Single by Frankie Hi-NRG MC featuring Riccardo Sinigallia

from the album La morte dei miracoli
- Released: 1997
- Recorded: 1997
- Genre: Conscious hip hop, political hip hop
- Length: 4:05 (radio edit) 4:13 (album version)
- Label: Sony Music
- Songwriters: Sebastiano Ruocco, Giulia Puzzo, Francesco Di Gesù
- Producers: Ice One, Julie P.

Frankie Hi-NRG MC singles chronology
| "Fili" (1997) | "Quelli che benpensano" (1997) | "Autodafè" (1998) |

= Quelli che benpensano =

"Quelli che benpensano" (/it/) is a song by Italian rapper Frankie Hi-NRG MC, released in 1997 as the third single from his second studio album La morte dei miracoli, of the same year. The refrain of the song is sung by fellow Italian singer-songwriter Riccardo Sinigallia.

==Title meaning==
The title can translate as "the right-thinking ones", and it is modelled after the Italian word benpensante, meaning "conformist". In turn, such word is composed by ben – an apocopic form of bene, meaning "well, good, right", and pensante ("thinking one"), from the verb pensare ("to think"). Therefore, the title carries an ironic shade, since the people described in the song do not act in a good way (see below).

==Background==
The song is a political and social denounce: it criticizes the vices and hypocrisy of the upper middle and upper classes, the capitalist culture and the attitude of social and political careerism of the so-called yuppies (a figure which was very present in the society of the 1980s and early 1990s). In particular, it is critical towards social climbers: figures who display rampant consumerism, exclusively interested in appearance, money and success and lacking qualms and morals. In the lyrics, they are defined "like lizards [who] climb", for whom "the imperative is to win and not let anyone else participate", because "in the logic of the game the only rule is to be shrewd".
 The track also references a biblical quote from Saint Matthew's Parable of the Workers in the Vineyard, but edited: "the last will be last, if the first are unreachable".
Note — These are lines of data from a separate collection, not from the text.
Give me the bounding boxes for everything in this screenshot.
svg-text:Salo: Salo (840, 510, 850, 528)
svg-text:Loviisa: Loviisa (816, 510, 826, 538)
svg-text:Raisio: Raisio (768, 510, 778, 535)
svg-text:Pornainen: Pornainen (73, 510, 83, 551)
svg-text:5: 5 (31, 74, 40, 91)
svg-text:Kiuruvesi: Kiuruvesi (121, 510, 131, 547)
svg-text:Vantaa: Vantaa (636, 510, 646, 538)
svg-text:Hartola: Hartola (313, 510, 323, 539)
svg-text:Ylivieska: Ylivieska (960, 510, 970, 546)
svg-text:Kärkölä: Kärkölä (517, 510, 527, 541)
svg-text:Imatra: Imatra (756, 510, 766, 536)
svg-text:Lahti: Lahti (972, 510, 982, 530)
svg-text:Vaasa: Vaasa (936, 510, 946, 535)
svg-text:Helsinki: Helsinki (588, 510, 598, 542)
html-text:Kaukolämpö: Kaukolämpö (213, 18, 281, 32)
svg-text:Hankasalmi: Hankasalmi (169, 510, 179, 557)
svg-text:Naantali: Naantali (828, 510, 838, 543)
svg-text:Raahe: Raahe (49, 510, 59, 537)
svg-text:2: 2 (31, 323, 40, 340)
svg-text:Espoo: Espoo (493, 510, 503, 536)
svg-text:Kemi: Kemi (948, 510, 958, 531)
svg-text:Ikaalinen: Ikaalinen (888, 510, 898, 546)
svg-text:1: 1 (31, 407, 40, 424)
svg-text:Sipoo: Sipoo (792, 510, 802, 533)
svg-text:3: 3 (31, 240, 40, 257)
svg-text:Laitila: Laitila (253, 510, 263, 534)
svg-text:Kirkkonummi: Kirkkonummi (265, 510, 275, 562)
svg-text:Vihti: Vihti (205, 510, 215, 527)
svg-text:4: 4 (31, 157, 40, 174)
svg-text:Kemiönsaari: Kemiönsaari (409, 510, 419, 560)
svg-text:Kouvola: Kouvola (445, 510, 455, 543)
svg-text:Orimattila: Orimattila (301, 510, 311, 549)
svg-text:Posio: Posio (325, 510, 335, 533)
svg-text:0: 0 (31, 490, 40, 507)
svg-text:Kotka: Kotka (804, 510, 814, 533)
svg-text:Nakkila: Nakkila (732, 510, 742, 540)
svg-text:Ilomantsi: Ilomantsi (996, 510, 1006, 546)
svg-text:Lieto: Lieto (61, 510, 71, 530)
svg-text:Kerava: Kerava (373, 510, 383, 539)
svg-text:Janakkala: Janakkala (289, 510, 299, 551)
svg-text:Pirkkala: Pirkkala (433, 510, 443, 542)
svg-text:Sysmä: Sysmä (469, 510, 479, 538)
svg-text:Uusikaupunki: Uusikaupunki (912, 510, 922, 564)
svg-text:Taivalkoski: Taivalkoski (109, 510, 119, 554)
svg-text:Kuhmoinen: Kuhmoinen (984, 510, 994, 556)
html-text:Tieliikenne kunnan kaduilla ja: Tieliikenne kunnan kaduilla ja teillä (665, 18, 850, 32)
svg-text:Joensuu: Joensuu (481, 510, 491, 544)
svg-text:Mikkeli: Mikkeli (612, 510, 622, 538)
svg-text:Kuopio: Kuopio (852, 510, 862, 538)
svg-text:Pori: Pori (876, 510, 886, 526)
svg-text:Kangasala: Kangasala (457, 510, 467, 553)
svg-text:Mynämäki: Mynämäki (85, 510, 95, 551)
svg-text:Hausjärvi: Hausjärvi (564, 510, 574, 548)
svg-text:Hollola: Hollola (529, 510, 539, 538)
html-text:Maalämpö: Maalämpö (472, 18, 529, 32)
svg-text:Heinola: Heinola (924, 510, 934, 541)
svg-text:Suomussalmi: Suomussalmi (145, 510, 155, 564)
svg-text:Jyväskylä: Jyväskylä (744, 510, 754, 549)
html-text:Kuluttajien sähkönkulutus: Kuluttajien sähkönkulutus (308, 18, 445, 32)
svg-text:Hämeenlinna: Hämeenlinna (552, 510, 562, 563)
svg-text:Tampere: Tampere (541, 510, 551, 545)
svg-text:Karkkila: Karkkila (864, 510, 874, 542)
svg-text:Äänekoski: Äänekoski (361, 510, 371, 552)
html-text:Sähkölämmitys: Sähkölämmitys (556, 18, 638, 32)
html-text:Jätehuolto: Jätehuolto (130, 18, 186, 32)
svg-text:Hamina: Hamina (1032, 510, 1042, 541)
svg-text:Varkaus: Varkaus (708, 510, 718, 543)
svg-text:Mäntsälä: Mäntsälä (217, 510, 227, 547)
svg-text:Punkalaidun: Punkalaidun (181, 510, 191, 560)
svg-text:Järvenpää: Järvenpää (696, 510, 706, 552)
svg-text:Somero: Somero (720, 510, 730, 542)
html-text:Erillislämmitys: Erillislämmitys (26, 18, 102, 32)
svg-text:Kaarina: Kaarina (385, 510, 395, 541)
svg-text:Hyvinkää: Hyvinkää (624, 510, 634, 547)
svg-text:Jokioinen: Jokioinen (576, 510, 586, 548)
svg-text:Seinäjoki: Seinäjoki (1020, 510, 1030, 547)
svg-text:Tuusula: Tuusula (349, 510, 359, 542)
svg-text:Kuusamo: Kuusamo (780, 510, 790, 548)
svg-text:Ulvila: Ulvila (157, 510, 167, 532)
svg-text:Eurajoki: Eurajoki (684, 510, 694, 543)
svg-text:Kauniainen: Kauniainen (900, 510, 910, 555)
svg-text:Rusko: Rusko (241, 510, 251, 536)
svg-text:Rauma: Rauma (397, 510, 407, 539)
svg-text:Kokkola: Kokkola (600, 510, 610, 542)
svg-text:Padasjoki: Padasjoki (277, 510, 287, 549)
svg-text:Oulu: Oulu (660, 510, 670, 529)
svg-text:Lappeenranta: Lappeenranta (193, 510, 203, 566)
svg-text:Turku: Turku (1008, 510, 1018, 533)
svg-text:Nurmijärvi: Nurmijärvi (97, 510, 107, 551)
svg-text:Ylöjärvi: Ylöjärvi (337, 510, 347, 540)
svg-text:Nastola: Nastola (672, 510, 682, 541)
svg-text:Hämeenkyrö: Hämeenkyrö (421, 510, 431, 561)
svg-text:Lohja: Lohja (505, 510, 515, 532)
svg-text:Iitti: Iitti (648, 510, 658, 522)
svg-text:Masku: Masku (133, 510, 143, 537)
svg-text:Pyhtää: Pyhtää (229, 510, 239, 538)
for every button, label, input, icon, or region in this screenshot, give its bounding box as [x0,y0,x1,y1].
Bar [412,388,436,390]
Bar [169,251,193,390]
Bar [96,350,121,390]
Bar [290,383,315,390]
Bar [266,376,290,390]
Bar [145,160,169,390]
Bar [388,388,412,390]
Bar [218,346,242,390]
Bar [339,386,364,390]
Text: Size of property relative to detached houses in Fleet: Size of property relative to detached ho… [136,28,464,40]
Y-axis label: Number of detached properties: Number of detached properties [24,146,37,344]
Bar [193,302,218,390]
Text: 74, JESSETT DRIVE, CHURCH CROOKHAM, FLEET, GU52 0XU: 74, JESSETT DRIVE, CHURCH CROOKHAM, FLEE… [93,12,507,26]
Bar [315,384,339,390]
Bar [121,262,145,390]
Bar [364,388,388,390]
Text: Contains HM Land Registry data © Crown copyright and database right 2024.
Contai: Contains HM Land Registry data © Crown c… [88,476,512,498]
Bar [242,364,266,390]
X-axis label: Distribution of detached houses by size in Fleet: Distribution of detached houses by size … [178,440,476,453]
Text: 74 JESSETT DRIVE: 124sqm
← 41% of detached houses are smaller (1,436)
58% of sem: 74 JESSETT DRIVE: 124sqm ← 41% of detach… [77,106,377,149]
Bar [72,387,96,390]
In 1998, the song was awarded as the best Italian song of 1997 at Premio italiano della musica and has been certified double platinum in Italy.

It also features samples from the songs "Dawn Comes Alone", composed by Jack Arel and performed by French singer Nicole Croisille (under the pseudonym Tuesday Jackson) for the soundtrack of the film The Young Wolves, and "Blue Juice", composed by Jimmy McGriff.

In 2023, Italian deputy and anti-mafia activist Francesco Emilio Borrelli quoted the song during a speech in the Parliament.

==Tracklist==
Lyrics and music by Sebastiano Ruocco, Giulia Puzzo and Francesco Di Gesù.
- Promotional CD

- 12"
- A Side

- B Side

| No. | Title | Length |
|---|---|---|
| 1. | "Quelli che benpensano" (Radio edit) | 4:05 |

| No. | Title | Length |
|---|---|---|
| 1. | "Quelli che benpensano" (Album Version) | 4:13 |
| 2. | "Quelli che benpensano" (Ice One Remix) | 4:13 |
| 3. | "Quelli che benpensano" (DJ Stile Remix) | 4:15 |

| No. | Title | Length |
|---|---|---|
| 4. | "Quelli che benpensano" (Album Version Instrumental) | 4:13 |
| 5. | "Quelli che benpensano" (Ice One Remix Instrumental) | 4:13 |
| 6. | "Quelli che benpensano" (DJ Stile Remix Instrumental) | 4:15 |

==Cover versions and remixes==
Various versions of the song have been made, such as the remix by Ice One also included in the album La morte dei miracoli.

In 2012, Italian singer Fiorella Mannoia released a new version of the song as a duet with Frankie himself. It was the first single from her live album Sud il tour (also 2012); this version runs 5:11.

==Charts==

| Chart (1997) | Highest position |
|---|---|
| Italy (FIMI) | 8 |

==Certifications==

| Region | Certification | Certified units/sales |
| Italy (FIMI) Sales since 2009 | Platinum | 50,000^{‡} |
^{‡} Sales+streaming figures based on certification alone.